- Gwinhurst Location within Delaware Gwinhurst Location within the United States
- Coordinates: 39°47′30″N 75°28′44″W﻿ / ﻿39.79167°N 75.47889°W
- Country: United States
- State: Delaware
- County: New Castle
- Elevation: 98 ft (30 m)
- Time zone: UTC-5 (Eastern (EST))
- • Summer (DST): UTC-4 (EDT)
- Area code: 302
- GNIS feature ID: 216851

= Gwinhurst, Delaware =

Unincorporated community in Delaware, United States

Gwinhurst is an unincorporated community in New Castle County, Delaware, United States in the Philadelphia metropolitan area.

==Location==
Gwinhurst lies five miles northeast of Wilmington in the Brandywine Hundred and is located between Claymont and the incorporated town of Bellefonte. Perkins Run, Delaware River tributary, lies at its northern end; other borders are shared with Holly Oak and the similar neighborhoods Silverside Heights and Hillendale. Public services are mainly provided by New Castle County. Gwinhurst is within the Brandywine School District.

==History==
Gwinhurst was first planned in 1919. Soon after, the first buildings at Gwinhurst were six bungalows built on speculation. Lot size at Gwinhurst was 20 by 100 feet, but deed restrictions set by the seller demanded houses have no less than 40 feet of frontage thus requiring buyers to purchase at least two lots to build.
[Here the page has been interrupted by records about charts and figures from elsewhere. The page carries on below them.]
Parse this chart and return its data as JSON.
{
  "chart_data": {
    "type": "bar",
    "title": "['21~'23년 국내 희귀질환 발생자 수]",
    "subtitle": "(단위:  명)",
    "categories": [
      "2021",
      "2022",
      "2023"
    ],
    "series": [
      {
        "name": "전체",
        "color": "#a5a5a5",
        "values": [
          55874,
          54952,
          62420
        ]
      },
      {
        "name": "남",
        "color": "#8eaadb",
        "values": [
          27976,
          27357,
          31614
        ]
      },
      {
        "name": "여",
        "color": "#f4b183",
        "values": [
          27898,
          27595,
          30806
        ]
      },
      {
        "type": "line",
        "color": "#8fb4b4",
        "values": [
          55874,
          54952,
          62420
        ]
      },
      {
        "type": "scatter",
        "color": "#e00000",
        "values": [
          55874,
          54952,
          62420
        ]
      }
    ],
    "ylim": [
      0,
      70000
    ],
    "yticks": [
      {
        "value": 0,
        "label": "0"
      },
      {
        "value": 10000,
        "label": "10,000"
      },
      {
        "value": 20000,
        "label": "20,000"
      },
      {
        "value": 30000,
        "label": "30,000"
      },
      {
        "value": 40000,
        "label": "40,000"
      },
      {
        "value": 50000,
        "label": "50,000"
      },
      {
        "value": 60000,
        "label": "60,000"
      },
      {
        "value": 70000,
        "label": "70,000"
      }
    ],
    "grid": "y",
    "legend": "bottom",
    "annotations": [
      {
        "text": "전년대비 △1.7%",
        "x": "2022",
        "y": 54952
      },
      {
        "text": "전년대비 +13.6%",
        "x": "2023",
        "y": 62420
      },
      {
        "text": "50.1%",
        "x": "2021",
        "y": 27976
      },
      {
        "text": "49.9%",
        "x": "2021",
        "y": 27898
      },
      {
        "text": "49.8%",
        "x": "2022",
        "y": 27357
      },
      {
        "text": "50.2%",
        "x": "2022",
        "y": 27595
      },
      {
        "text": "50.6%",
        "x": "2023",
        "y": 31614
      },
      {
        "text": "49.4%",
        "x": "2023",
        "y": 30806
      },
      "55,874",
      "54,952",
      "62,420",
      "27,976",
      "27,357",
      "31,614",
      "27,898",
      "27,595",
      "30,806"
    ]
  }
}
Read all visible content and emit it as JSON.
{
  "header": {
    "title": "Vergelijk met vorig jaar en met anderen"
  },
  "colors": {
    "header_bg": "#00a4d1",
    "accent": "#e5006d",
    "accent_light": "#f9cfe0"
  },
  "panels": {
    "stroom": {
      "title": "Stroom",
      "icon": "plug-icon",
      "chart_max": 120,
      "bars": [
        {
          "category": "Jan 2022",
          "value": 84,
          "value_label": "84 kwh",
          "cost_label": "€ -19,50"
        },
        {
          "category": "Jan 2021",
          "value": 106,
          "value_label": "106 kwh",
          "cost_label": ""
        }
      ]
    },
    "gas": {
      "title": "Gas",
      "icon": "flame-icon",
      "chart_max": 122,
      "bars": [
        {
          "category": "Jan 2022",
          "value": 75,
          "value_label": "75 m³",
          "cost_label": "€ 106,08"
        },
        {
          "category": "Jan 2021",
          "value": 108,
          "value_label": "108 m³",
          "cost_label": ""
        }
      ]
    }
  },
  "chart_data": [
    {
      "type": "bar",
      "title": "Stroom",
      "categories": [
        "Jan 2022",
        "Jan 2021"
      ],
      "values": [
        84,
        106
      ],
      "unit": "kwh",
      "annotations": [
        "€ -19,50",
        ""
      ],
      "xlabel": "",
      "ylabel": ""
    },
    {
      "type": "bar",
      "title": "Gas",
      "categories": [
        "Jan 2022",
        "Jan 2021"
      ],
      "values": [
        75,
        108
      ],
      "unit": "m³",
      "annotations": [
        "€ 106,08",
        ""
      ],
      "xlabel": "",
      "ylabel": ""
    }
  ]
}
By 1940, homes in the expanded community were marketed as moderately priced and purchasable with Federal Housing Administration mortgage insurance loans.

As of 2012 there were 432 residential properties and a population of 1200 in the community.

==Education==
It is in the Brandywine School District.

The Holly Oak area is zoned to Maple Lane Elementary School, P. S. DuPont Middle School, and Mount Pleasant High School.